En 1950 su olfato para el comercio y el espíritu aventurero lo llevan a emprender viaje hacia Maicao. En el floreciente pueblo de la frontera se desarrolla su espíritu emprendedor. Hizo varios viajes a Aruba, isla proveedora de Maicao, con fines comerciales.   Dichos viajes y sus emprendimientos no pudieron alejarlo de su vocación inicial de joyero, profesión que ejercía en un taller ubicado en casa.

En 1953 contrae matrimonio con una linda muchacha llamada Rosario Siossi López con quien había tenido amor a primera vista. Se juraron amor eterno y  fundaron una sólida familia en la que nacieron sus ocho hijos: Farid, Andrés Rafael, Harvi, Freda, Hernán, Eder y Omar Cuesta Siossi.

Para Andrés  “El Negro Cuesta” no había dicha y alegría más grande que ver nacer a sus hijos y sus nietos.   En su filosofía de vida la familia eran sus hijos y, por extensión, los hijos de ellos.  Dios le permitió cumplir el sueño de tener una casa grande, en la que se reunieran sus muchos hijos y nietos. La casa grande del barrio San Martín fue para él un remanso de paz y un manantial de enormes alegrías.

Además de su amor a la lectura tenía otras aficiones como las buenas tertulias y cantar en las reuniones con los amigos. Además, era un viajero incansable: a lo largo de su vida compró tiquetes para Curazao, Aruba, Venezuela y Panamá.

Desde 1954 cuando cumplieron su primer aniversario de bodas Andrés y Rosario celebraron una misa de acción de gracias, ceremonia que se efectuó por última vez en 2002 época en que el dueño de la biblioteca de mis sueños partió hacia la eternidad cuando contaba con setenta y ocho años de edad. Fueron cuarenta y nueve años y tres meses ininterrumpidos de amor y felicidad y se cumplió la sentencia del sacerdote que los casó y les auguró un matrimonio “hasta que la muerte los separe”.

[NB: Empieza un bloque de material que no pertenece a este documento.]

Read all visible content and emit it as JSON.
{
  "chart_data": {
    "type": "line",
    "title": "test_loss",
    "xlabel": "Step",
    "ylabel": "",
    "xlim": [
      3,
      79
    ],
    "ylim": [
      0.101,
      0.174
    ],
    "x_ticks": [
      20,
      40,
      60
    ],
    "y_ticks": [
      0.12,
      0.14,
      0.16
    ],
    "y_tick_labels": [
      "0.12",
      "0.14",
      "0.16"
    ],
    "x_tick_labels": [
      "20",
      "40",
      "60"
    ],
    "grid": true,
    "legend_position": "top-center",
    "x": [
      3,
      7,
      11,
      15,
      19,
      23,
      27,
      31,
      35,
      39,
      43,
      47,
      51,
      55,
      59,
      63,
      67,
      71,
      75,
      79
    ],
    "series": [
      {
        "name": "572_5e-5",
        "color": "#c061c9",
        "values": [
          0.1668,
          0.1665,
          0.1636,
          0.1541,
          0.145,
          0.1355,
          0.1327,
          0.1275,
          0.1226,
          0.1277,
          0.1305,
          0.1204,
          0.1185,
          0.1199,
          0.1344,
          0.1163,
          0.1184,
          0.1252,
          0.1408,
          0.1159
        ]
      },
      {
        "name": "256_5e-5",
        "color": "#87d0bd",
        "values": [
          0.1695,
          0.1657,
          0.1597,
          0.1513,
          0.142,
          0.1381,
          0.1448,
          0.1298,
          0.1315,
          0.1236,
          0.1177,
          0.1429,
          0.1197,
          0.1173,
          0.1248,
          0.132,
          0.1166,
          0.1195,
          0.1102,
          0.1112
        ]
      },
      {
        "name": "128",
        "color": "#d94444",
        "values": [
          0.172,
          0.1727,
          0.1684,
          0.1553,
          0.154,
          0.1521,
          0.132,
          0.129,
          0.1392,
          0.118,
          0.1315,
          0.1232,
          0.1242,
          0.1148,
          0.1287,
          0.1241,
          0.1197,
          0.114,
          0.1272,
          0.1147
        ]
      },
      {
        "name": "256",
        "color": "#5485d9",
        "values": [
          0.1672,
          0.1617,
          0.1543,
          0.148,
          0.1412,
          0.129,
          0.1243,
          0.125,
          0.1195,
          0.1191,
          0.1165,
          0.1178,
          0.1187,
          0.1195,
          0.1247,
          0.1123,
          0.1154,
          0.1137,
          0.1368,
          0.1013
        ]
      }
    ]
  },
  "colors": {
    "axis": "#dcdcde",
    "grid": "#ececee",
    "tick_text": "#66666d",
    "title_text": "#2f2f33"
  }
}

¿Y la Biblioteca? Ahí está, ahora con más libros que antes, porque el periodista Harvey Cuesta Siossi es un lector tan bueno como su padre. A él, a la familia Cuesta Siossi y a los directivos de la cultura en Maicao y La Guajira, les propongo que la declaren patrimonio de la ciudad y lleve, por supuesto, el nombre de su fundador.

Mientras eso ocurre me refugio en la nostalgia de aquellos tiempos de la infancia en que pensaba que la Biblioteca de Alejandría era una colección de libros tan grande como la del señor Andrés Cuesta Márquez.